Jennifer Waters, who at 6 is the same age as many of the dead children but attends another school, came to Mass at Saint Rose of Lima Roman Catholic church with lots of questions.
“The little children are they with the angels?” she asked her mother.
Joan Waters assured her daughter that they were, then hushed the child as services continued with boxes of tissues placed in each pew and window sill.
An overflow crowd of more than 800 people packed the church where eight children will be buried this week. Lanza and his mother also attended the church.
Spokesman Brian Wallace said the diocese has yet to be asked to provide funerals for either.
In his homily, the Rev.

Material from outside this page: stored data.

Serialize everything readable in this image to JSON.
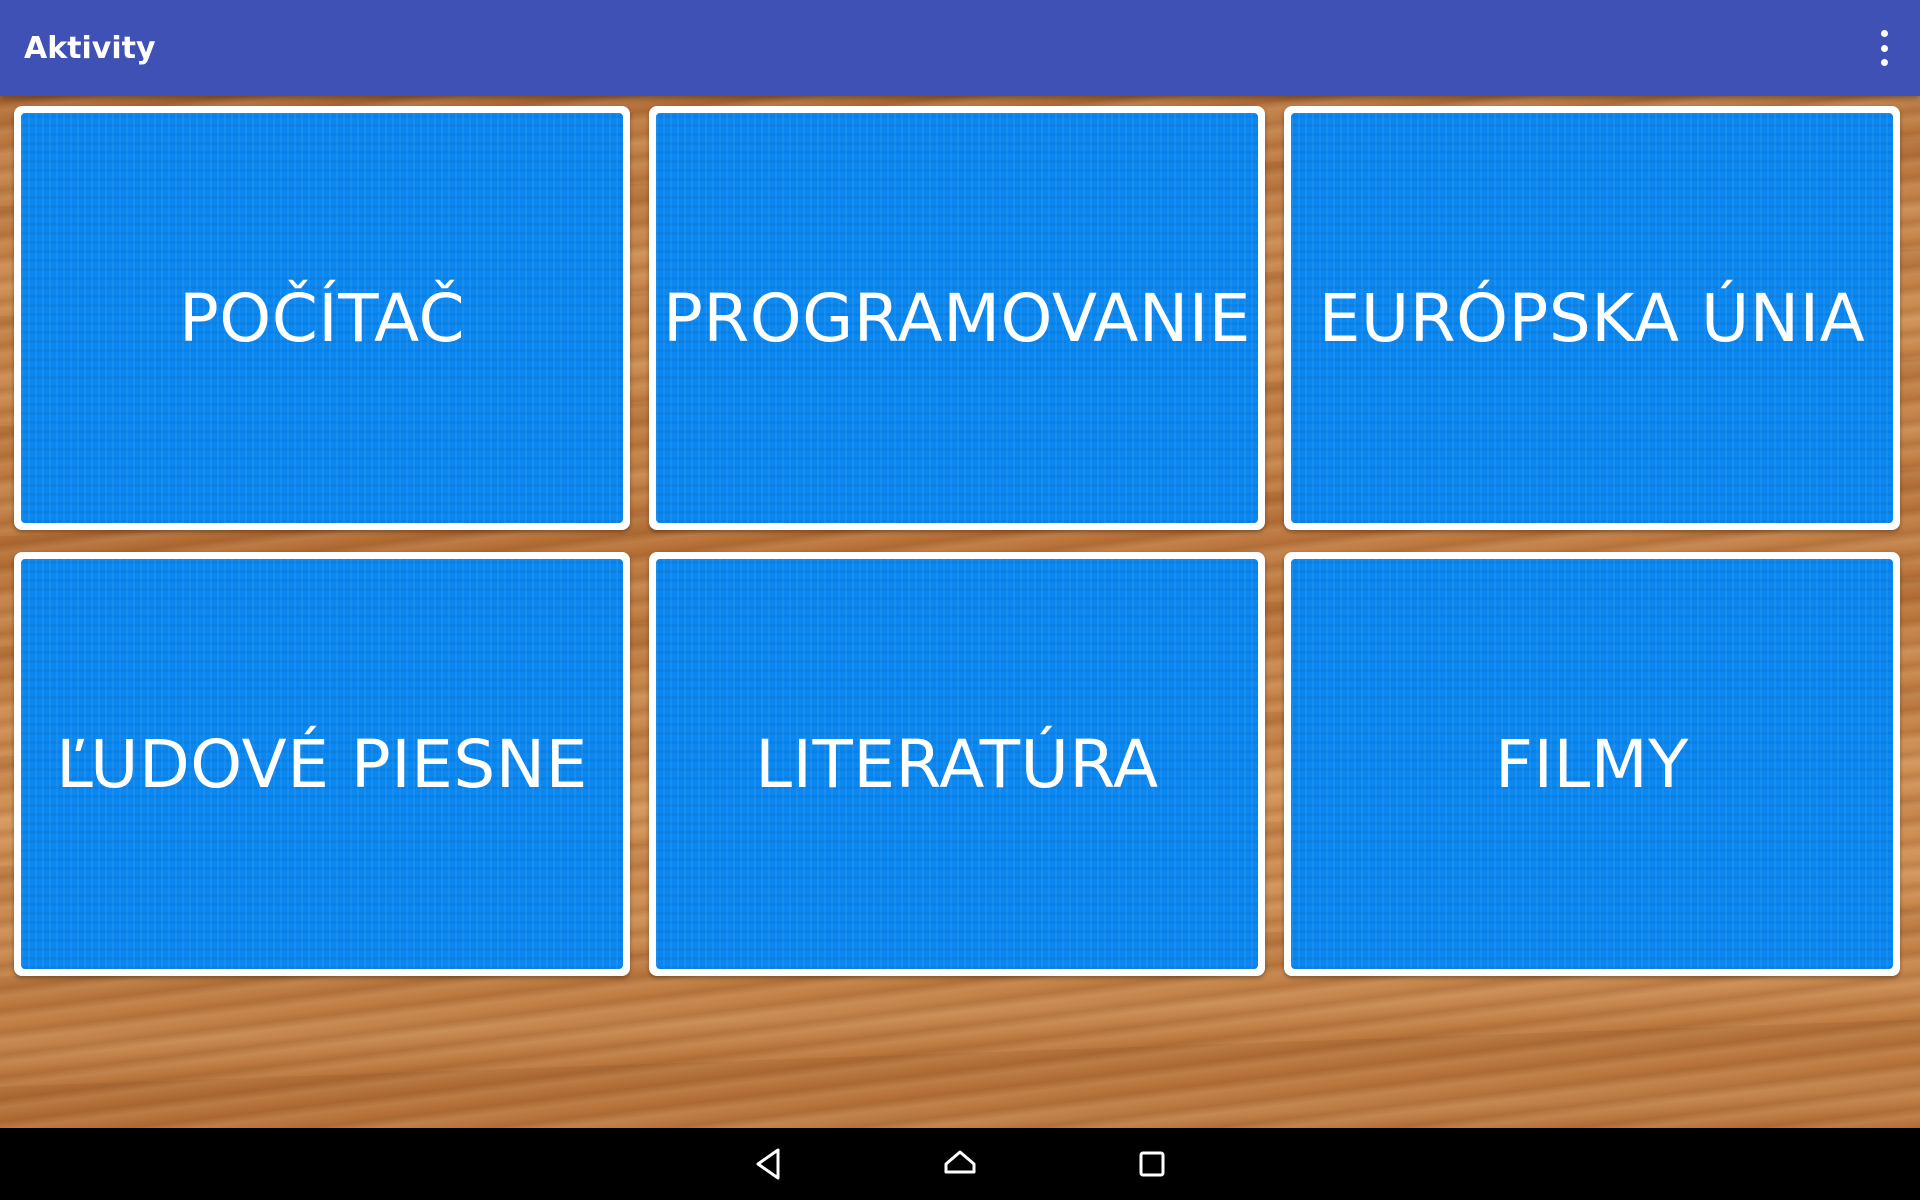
{
  "app": {
    "title": "Aktivity"
  },
  "toolbar": {
    "overflow_icon": "more-vert-icon"
  },
  "tiles": [
    {
      "label": "POČÍTAČ"
    },
    {
      "label": "PROGRAMOVANIE"
    },
    {
      "label": "EURÓPSKA ÚNIA"
    },
    {
      "label": "ĽUDOVÉ PIESNE"
    },
    {
      "label": "LITERATÚRA"
    },
    {
      "label": "FILMY"
    }
  ],
  "navbar": {
    "icons": [
      "back-icon",
      "home-icon",
      "recents-icon"
    ]
  },
  "colors": {
    "appbar": "#3f51b5",
    "tile_fill": "#0a87f0",
    "tile_border": "#ffffff",
    "navbar": "#000000"
  }
}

Jerald Doyle tried to answer the question of how parishioners could find joy in a holiday season with so much sorrow.
“You won't remember what I say, and it will become unimportant,” he said. “But you will really hear deep down that word that will finally and ultimately bring peace and joy.
That is the word by which we live. That is the word by which we hope. That is the word by which we love.”
At a later Mass at St. Rose of Lima, the priest stopped midway through the service and told worshippers to leave, because someone had phoned in a threat. Police searched the church and the rectory but found nothing dangerous.
The rifle used was a Bushmaster .223-caliber, a civilian version of the military's M-16 and a model commonly seen at marksmanship competitions. It's similar to the weapon used in the 2002 sniper killings in the Washington, D.C., area and in a recent shopping mall shooting in Oregon.
Versions of the AR-15 were outlawed in the United States under the 1994 assault weapons ban. That law expired in 2004, and Congress, in a nod to the political clout of the gun-rights lobby, did not renew it.